How can i solve my "out of Gpu memory"problem on training

i try to use pre-trained maskrcnn_resnet50_fpn for my dataset .First of all i run this whole code in colab.İt is working on google colab because they have enough gpu memory.But i dont have that much gpu memory.I have 6 gb nvidia rtx 2060.When i run this code on my computer its says out of gpu error on training.How can i solve this problem? i tried to decrease batch size but as you can see its already 2 and it does not solve my problem .

Try using mixed precision, you need pytorch-nightly to import their amp module.

Thanks for the answer.I try to implement what you are saying to this algorithm on colab.But i can’t be able to implement that can you guide me.
For example where should i write the

optimizer.zero_grad()

line.

If you open the link which i send you and if you read the code and tell me that what should i do.

Thanks in advance

Looking at the code you are trying to run, optimizer.zero_grad() is probably located in engine/train_one_epoch and you will also need to edit the forward function in the actual model.
See Automatic Mixed Precision examples — PyTorch 1.7.0 documentation for use case examples.

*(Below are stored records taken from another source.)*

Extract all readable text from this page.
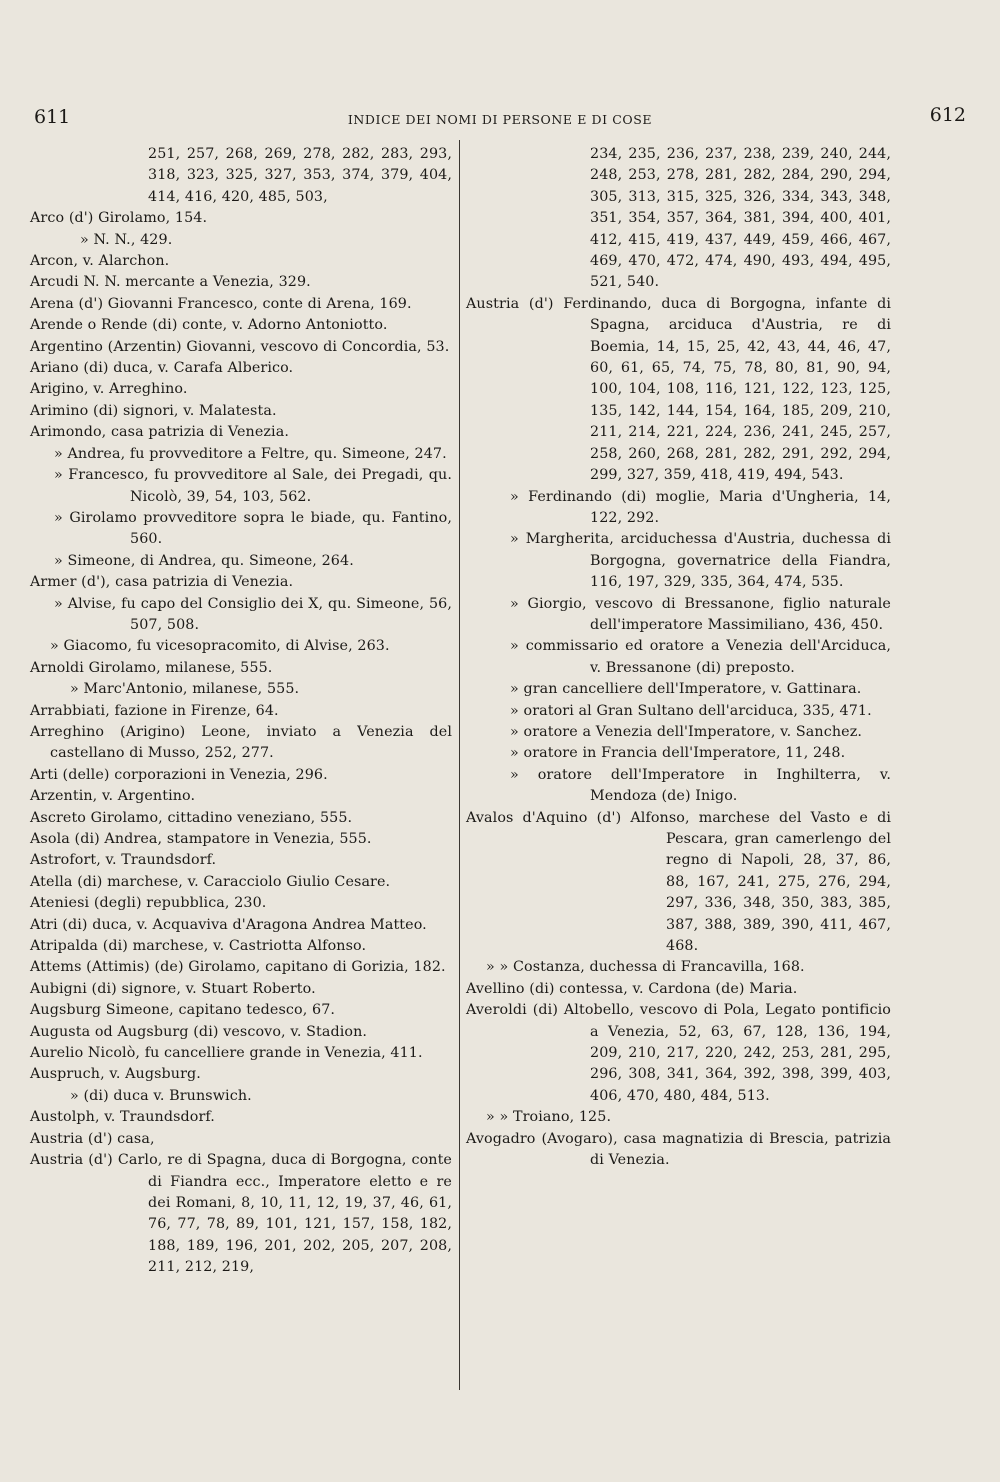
611	INDICE DEI NOMI DI PERSONE E DI COSE	612

251, 257, 268, 269, 278, 282, 283, 293, 318, 323, 325, 327, 353, 374, 379, 404, 414, 416, 420, 485, 503,

Arco (d') Girolamo, 154.

» N. N., 429.

Arcon, v. Alarchon.

Arcudi N. N. mercante a Venezia, 329.

Arena (d') Giovanni Francesco, conte di Arena, 169.

Arende o Rende (di) conte, v. Adorno Antoniotto.

Argentino (Arzentin) Giovanni, vescovo di Concordia, 53.

Ariano (di) duca, v. Carafa Alberico.

Arigino, v. Arreghino.

Arimino (di) signori, v. Malatesta.

Arimondo, casa patrizia di Venezia.

» Andrea, fu provveditore a Feltre, qu. Simeone, 247.

» Francesco, fu provveditore al Sale, dei Pregadi, qu. Nicolò, 39, 54, 103, 562.

» Girolamo provveditore sopra le biade, qu. Fantino, 560.

» Simeone, di Andrea, qu. Simeone, 264.

Armer (d'), casa patrizia di Venezia.

» Alvise, fu capo del Consiglio dei X, qu. Simeone, 56, 507, 508.

» Giacomo, fu vicesopracomito, di Alvise, 263.

Arnoldi Girolamo, milanese, 555.

» Marc'Antonio, milanese, 555.

Arrabbiati, fazione in Firenze, 64.

Arreghino (Arigino) Leone, inviato a Venezia del castellano di Musso, 252, 277.

Arti (delle) corporazioni in Venezia, 296.

Arzentin, v. Argentino.

Ascreto Girolamo, cittadino veneziano, 555.

Asola (di) Andrea, stampatore in Venezia, 555.

Astrofort, v. Traundsdorf.

Atella (di) marchese, v. Caracciolo Giulio Cesare.

Ateniesi (degli) repubblica, 230.

Atri (di) duca, v. Acquaviva d'Aragona Andrea Matteo.

Atripalda (di) marchese, v. Castriotta Alfonso.

Attems (Attimis) (de) Girolamo, capitano di Gorizia, 182.

Aubigni (di) signore, v. Stuart Roberto.

Augsburg Simeone, capitano tedesco, 67.

Augusta od Augsburg (di) vescovo, v. Stadion.

Aurelio Nicolò, fu cancelliere grande in Venezia, 411.

Auspruch, v. Augsburg.

» (di) duca v. Brunswich.

Austolph, v. Traundsdorf.

Austria (d') casa,

Austria (d') Carlo, re di Spagna, duca di Borgogna, conte di Fiandra ecc., Imperatore eletto e re dei Romani, 8, 10, 11, 12, 19, 37, 46, 61, 76, 77, 78, 89, 101, 121, 157, 158, 182, 188, 189, 196, 201, 202, 205, 207, 208, 211, 212, 219,

234, 235, 236, 237, 238, 239, 240, 244, 248, 253, 278, 281, 282, 284, 290, 294, 305, 313, 315, 325, 326, 334, 343, 348, 351, 354, 357, 364, 381, 394, 400, 401, 412, 415, 419, 437, 449, 459, 466, 467, 469, 470, 472, 474, 490, 493, 494, 495, 521, 540.

Austria (d') Ferdinando, duca di Borgogna, infante di Spagna, arciduca d'Austria, re di Boemia, 14, 15, 25, 42, 43, 44, 46, 47, 60, 61, 65, 74, 75, 78, 80, 81, 90, 94, 100, 104, 108, 116, 121, 122, 123, 125, 135, 142, 144, 154, 164, 185, 209, 210, 211, 214, 221, 224, 236, 241, 245, 257, 258, 260, 268, 281, 282, 291, 292, 294, 299, 327, 359, 418, 419, 494, 543.

» Ferdinando (di) moglie, Maria d'Ungheria, 14, 122, 292.

» Margherita, arciduchessa d'Austria, duchessa di Borgogna, governatrice della Fiandra, 116, 197, 329, 335, 364, 474, 535.

» Giorgio, vescovo di Bressanone, figlio naturale dell'imperatore Massimiliano, 436, 450.

» commissario ed oratore a Venezia dell'Arciduca, v. Bressanone (di) preposto.

» gran cancelliere dell'Imperatore, v. Gattinara.

» oratori al Gran Sultano dell'arciduca, 335, 471.

» oratore a Venezia dell'Imperatore, v. Sanchez.

» oratore in Francia dell'Imperatore, 11, 248.

» oratore dell'Imperatore in Inghilterra, v. Mendoza (de) Inigo.

Avalos d'Aquino (d') Alfonso, marchese del Vasto e di Pescara, gran camerlengo del regno di Napoli, 28, 37, 86, 88, 167, 241, 275, 276, 294, 297, 336, 348, 350, 383, 385, 387, 388, 389, 390, 411, 467, 468.

» » Costanza, duchessa di Francavilla, 168.

Avellino (di) contessa, v. Cardona (de) Maria.

Averoldi (di) Altobello, vescovo di Pola, Legato pontificio a Venezia, 52, 63, 67, 128, 136, 194, 209, 210, 217, 220, 242, 253, 281, 295, 296, 308, 341, 364, 392, 398, 399, 403, 406, 470, 480, 484, 513.

» » Troiano, 125.

Avogadro (Avogaro), casa magnatizia di Brescia, patrizia di Venezia.
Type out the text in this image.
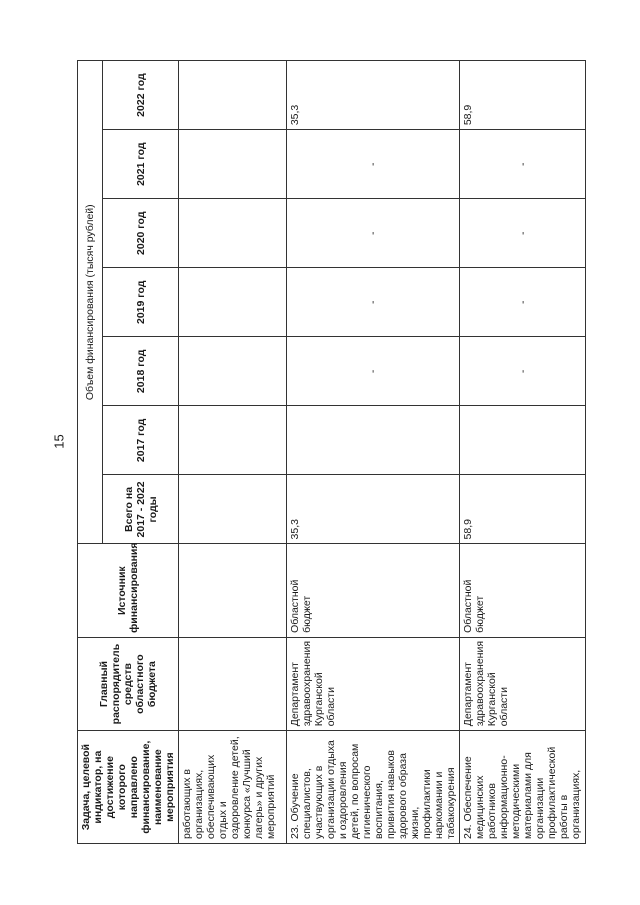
15
Задача, целевой индикатор, на достижение которого направлено финансирование, наименование мероприятия	Главный распорядитель средств областного бюджета	Источник финансирования	Объем финансирования (тысяч рублей)						
			Всего на 2017 - 2022 годы	2017 год	2018 год	2019 год	2020 год	2021 год	2022 год
работающих в организациях, обеспечивающих отдых и оздоровление детей, конкурса «Лучший лагерь» и других мероприятий									
23. Обучение специалистов, участвующих в организации отдыха и оздоровления детей, по вопросам гигиенического воспитания, привития навыков здорового образа жизни, профилактики наркомании и табакокурения	Департамент здравоохранения Курганской области	Областной бюджет	35,3		-	-	-	-	35,3
24. Обеспечение медицинских работников информационно-методическими материалами для организации профилактической работы в организациях,	Департамент здравоохранения Курганской области	Областной бюджет	58,9		-	-	-	-	58,9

I want to point out that it might be difficult to correctly enable AMP if you are unfamiliar with the code you are trying to run and it is not guaranteed that you can fit the model and data into GPU mem even after enabling it.

Another course of action could therefore be to add a transform to downscale the images you are training the model on in get_transform. There you could append this: torchvision.transforms — PyTorch 1.7.0 documentation and experiment a bit with sizes. By downscaling the size of the image it is possible that you could run the model on your graphic card.